Мы также поймали двух акул, одну самку длиной около семи футов, у которой было десять живых детенышей, способных отлично плавать; одного из них выбросили за борт, и он уплыл так, будто привык сам о себе заботиться. Другую разрубили пополам, и половина с головой уплыла из виду. Остальное, как и родительницу, нарезали на куски для приманки на корифен, которые чрезвычайно неравнодушны к этому мясу. Погода стояла тихая и приятная, и мне захотелось взглянуть на корабль издали, и капитан Хэтч любезно посадил меня в ял и велел обойти вокруг «Делоса». Это было зрелище, которым я не наслаждался двадцать лет, и оно доставило мне большое удовольствие; впоследствии, когда потребовалось выйти для проверки направления течений, я снова сопровождал его и искупался в море, хотя и не без некоторых опасений насчет акул. Для проверки направления течений мы взяли железный котел, прикрепленный к линю длиной в сто двадцать саженей, и сделали лаг-линь из бочкового днища, огруженного с одной стороны так, чтобы оно погружалось вертикально на ребро, и с помощью этого приспособления, закрепленного на лине с помощью песочных часов [65], измерили скорость течения, в то время как наш железный котел служил якорем.

Позвольте мне сменить тему и немного поговорить о птицах. Вокруг нас появились качурки (Procellaria), и мне страстно захотелось заполучить хотя бы одну из них в свои руки. Я наблюдал за их пируэтами, за их нежным шлепаньем по морю на лету с повисшими лапками и раскинутыми перепонками, видел, как они совершают дальние и долгие перелеты в поисках пищи и возвращаются за кусочками жира, брошенными за борт для них; я часто рассматривал различные изображения, данные учеными; но все это не могло уменьшить хотя бы на мгновение давно желанного удовольствия обладать птицей во плоти. Я выстрелил и сбил первую оказавшуюся у бортов птицу, и капитан весьма любезно послал за ней ял. Я сделал два ее рисунка; она оказалась самкой с яйцами — многочисленными, но не крупнее крупинок мелкого порошка, что заставило меня думать, будто эти птицы должны либо гнездиться раньше, либо гораздо позже любых других в наших южных широтах. Я был бы склонен думать, что осмотренный мной экземпляр не откладывал яиц в этом сезоне, хотя я вполне уверен, что это была старая птица. В течение многих последующих недель я обнаруживал, что множество их летает парами бок о бок и время от времени, особенно в тихие приятные дни, ласкают друг друга, как это свойственно уткам.

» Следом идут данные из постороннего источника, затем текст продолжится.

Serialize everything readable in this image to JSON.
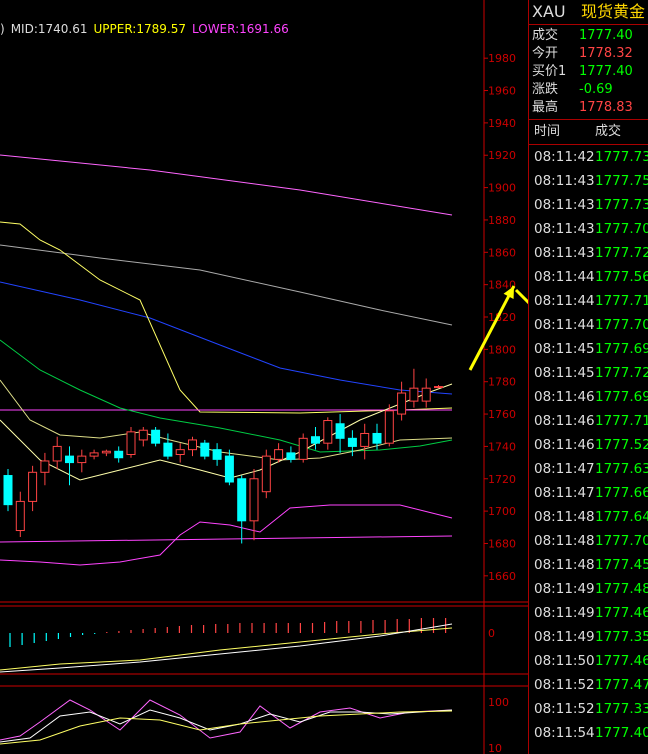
{
  "boll": {
    "mid": "MID:1740.61",
    "upper": "UPPER:1789.57",
    "lower": "LOWER:1691.66",
    "prefix": ")"
  },
  "colors": {
    "mid": "#ddd",
    "upper": "#ffff00",
    "lower": "#ff44ff",
    "up": "#ff4444",
    "down": "#00ffff",
    "axis_red": "#cc0000",
    "green": "#00ff00",
    "yellow": "#ffd700"
  },
  "quote": {
    "symbol": "XAU",
    "name": "现货黄金",
    "rows": [
      {
        "label": "成交",
        "value": "1777.40",
        "color": "#00ff00"
      },
      {
        "label": "今开",
        "value": "1778.32",
        "color": "#ff4444"
      },
      {
        "label": "买价1",
        "value": "1777.40",
        "color": "#00ff00"
      },
      {
        "label": "涨跌",
        "value": "-0.69",
        "color": "#00ff00"
      },
      {
        "label": "最高",
        "value": "1778.83",
        "color": "#ff4444"
      }
    ],
    "tick_header": {
      "time": "时间",
      "price": "成交"
    },
    "ticks": [
      {
        "time": "08:11:42",
        "price": "1777.73"
      },
      {
        "time": "08:11:43",
        "price": "1777.75"
      },
      {
        "time": "08:11:43",
        "price": "1777.73"
      },
      {
        "time": "08:11:43",
        "price": "1777.70"
      },
      {
        "time": "08:11:43",
        "price": "1777.72"
      },
      {
        "time": "08:11:44",
        "price": "1777.56"
      },
      {
        "time": "08:11:44",
        "price": "1777.71"
      },
      {
        "time": "08:11:44",
        "price": "1777.70"
      },
      {
        "time": "08:11:45",
        "price": "1777.69"
      },
      {
        "time": "08:11:45",
        "price": "1777.72"
      },
      {
        "time": "08:11:46",
        "price": "1777.69"
      },
      {
        "time": "08:11:46",
        "price": "1777.71"
      },
      {
        "time": "08:11:46",
        "price": "1777.52"
      },
      {
        "time": "08:11:47",
        "price": "1777.63"
      },
      {
        "time": "08:11:47",
        "price": "1777.66"
      },
      {
        "time": "08:11:48",
        "price": "1777.64"
      },
      {
        "time": "08:11:48",
        "price": "1777.70"
      },
      {
        "time": "08:11:48",
        "price": "1777.45"
      },
      {
        "time": "08:11:49",
        "price": "1777.48"
      },
      {
        "time": "08:11:49",
        "price": "1777.46"
      },
      {
        "time": "08:11:49",
        "price": "1777.35"
      },
      {
        "time": "08:11:50",
        "price": "1777.46"
      },
      {
        "time": "08:11:52",
        "price": "1777.47"
      },
      {
        "time": "08:11:52",
        "price": "1777.33"
      },
      {
        "time": "08:11:54",
        "price": "1777.40"
      }
    ]
  },
  "chart_data": [
    {
      "type": "candlestick",
      "y_ticks": [
        "1980",
        "1960",
        "1940",
        "1920",
        "1900",
        "1880",
        "1860",
        "1840",
        "1820",
        "1800",
        "1780",
        "1760",
        "1740",
        "1720",
        "1700",
        "1680",
        "1660"
      ],
      "ylim": [
        1650,
        1990
      ],
      "candles": [
        {
          "o": 1722,
          "h": 1726,
          "l": 1700,
          "c": 1704
        },
        {
          "o": 1688,
          "h": 1712,
          "l": 1684,
          "c": 1706
        },
        {
          "o": 1706,
          "h": 1728,
          "l": 1700,
          "c": 1724
        },
        {
          "o": 1724,
          "h": 1736,
          "l": 1716,
          "c": 1731
        },
        {
          "o": 1731,
          "h": 1746,
          "l": 1726,
          "c": 1740
        },
        {
          "o": 1734,
          "h": 1740,
          "l": 1716,
          "c": 1730
        },
        {
          "o": 1730,
          "h": 1738,
          "l": 1724,
          "c": 1734
        },
        {
          "o": 1734,
          "h": 1738,
          "l": 1732,
          "c": 1736
        },
        {
          "o": 1736,
          "h": 1738,
          "l": 1734,
          "c": 1737
        },
        {
          "o": 1737,
          "h": 1740,
          "l": 1730,
          "c": 1733
        },
        {
          "o": 1735,
          "h": 1752,
          "l": 1733,
          "c": 1749
        },
        {
          "o": 1744,
          "h": 1752,
          "l": 1740,
          "c": 1750
        },
        {
          "o": 1750,
          "h": 1752,
          "l": 1740,
          "c": 1742
        },
        {
          "o": 1742,
          "h": 1748,
          "l": 1732,
          "c": 1734
        },
        {
          "o": 1735,
          "h": 1742,
          "l": 1730,
          "c": 1738
        },
        {
          "o": 1738,
          "h": 1746,
          "l": 1734,
          "c": 1744
        },
        {
          "o": 1742,
          "h": 1744,
          "l": 1732,
          "c": 1734
        },
        {
          "o": 1738,
          "h": 1742,
          "l": 1728,
          "c": 1732
        },
        {
          "o": 1734,
          "h": 1738,
          "l": 1716,
          "c": 1718
        },
        {
          "o": 1720,
          "h": 1722,
          "l": 1680,
          "c": 1694
        },
        {
          "o": 1694,
          "h": 1726,
          "l": 1682,
          "c": 1720
        },
        {
          "o": 1712,
          "h": 1738,
          "l": 1708,
          "c": 1734
        },
        {
          "o": 1732,
          "h": 1742,
          "l": 1730,
          "c": 1738
        },
        {
          "o": 1736,
          "h": 1740,
          "l": 1730,
          "c": 1732
        },
        {
          "o": 1732,
          "h": 1748,
          "l": 1730,
          "c": 1745
        },
        {
          "o": 1746,
          "h": 1752,
          "l": 1738,
          "c": 1742
        },
        {
          "o": 1742,
          "h": 1758,
          "l": 1738,
          "c": 1756
        },
        {
          "o": 1754,
          "h": 1760,
          "l": 1736,
          "c": 1745
        },
        {
          "o": 1745,
          "h": 1750,
          "l": 1734,
          "c": 1740
        },
        {
          "o": 1740,
          "h": 1754,
          "l": 1732,
          "c": 1748
        },
        {
          "o": 1748,
          "h": 1754,
          "l": 1738,
          "c": 1742
        },
        {
          "o": 1742,
          "h": 1766,
          "l": 1740,
          "c": 1762
        },
        {
          "o": 1760,
          "h": 1780,
          "l": 1756,
          "c": 1773
        },
        {
          "o": 1768,
          "h": 1788,
          "l": 1764,
          "c": 1776
        },
        {
          "o": 1768,
          "h": 1782,
          "l": 1764,
          "c": 1776
        },
        {
          "o": 1777,
          "h": 1778,
          "l": 1776,
          "c": 1777
        }
      ]
    },
    {
      "type": "bar",
      "y_ticks": [
        "0"
      ]
    },
    {
      "type": "line",
      "y_ticks": [
        "100",
        "10"
      ]
    }
  ]
}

27 мая 1826 года. Пять дней назад мы видели небольшое судно со всеми поставленными парусами, идущее к нам; мы стояли в штиль, а у незнакомца был легкий ветерок. Оно приближалось постепенно; возникли подозрения, что это может быть пират, так как в тот же день мы слышали раскаты, несомненно доносившиеся от пушечных выстрелов и именно с того направления, откуда шло это судно. Мы были хорошо укомплектованы командой, сносно вооружены и все были настроены на сопротивление, прекрасно зная, что эта публичка не дарует пощады — по крайней мере, кошелькам, — и на каждом лице было заметно большее или меньшее беспокойство. Наступила ночь, нас ударил шквалистый ветер, и мы двинулись прочь, вскоре потеряв преследующее судно из виду. На следующий день бриг, шедший у нас в кильватере, подорошел ближе [подошел ближе], был окликнут и оказался «Глинером» из Портленда под командованием знакомого нашего командира, также направлявшимся в Ливерпуль. Это судно вышло из Нового Орлеана на пять дней раньше нас. Мы держались близко друг к другу, и на следующий день капитан Хэтч и я поднялись на его борт и были любезно приняты; после непродолжительного пребывания ее капитан по фамилии Джефферсон перешел к нам и остался на весь день. Я раскрыл свои рисунки и показал некоторые из них. Мистер Свифт горел желанием посмотреть кое на что, а я хотел проверить, в каком состоянии они сохраняются, и, поскольку погода стояла сухая и ясная, я ничего не опасался. Было решено, что суда будут держаться вместе до выхода из Гольфстрима для безопасности от пиратов. Погода до сих пор стояла настолько прекрасная, что все обитатели каюты постоянно спали на палубе; был натянут тент для защиты от солнца днем и от сырости ночью. Находясь в доброй сотне лиг от берега, на борт залетела самка рисового трупика и осталась с нами на одну ночь и часть дня. Также прилетала пеночка, но пробыла всего несколько минут и затем направилась к земле, которую мы оставили. Находясь на борту, она двигалась с большой живостью и резвостью; трупик же, напротив, был истощен, тяжело дышал и, я не сомневаюсь, погиб от истощения.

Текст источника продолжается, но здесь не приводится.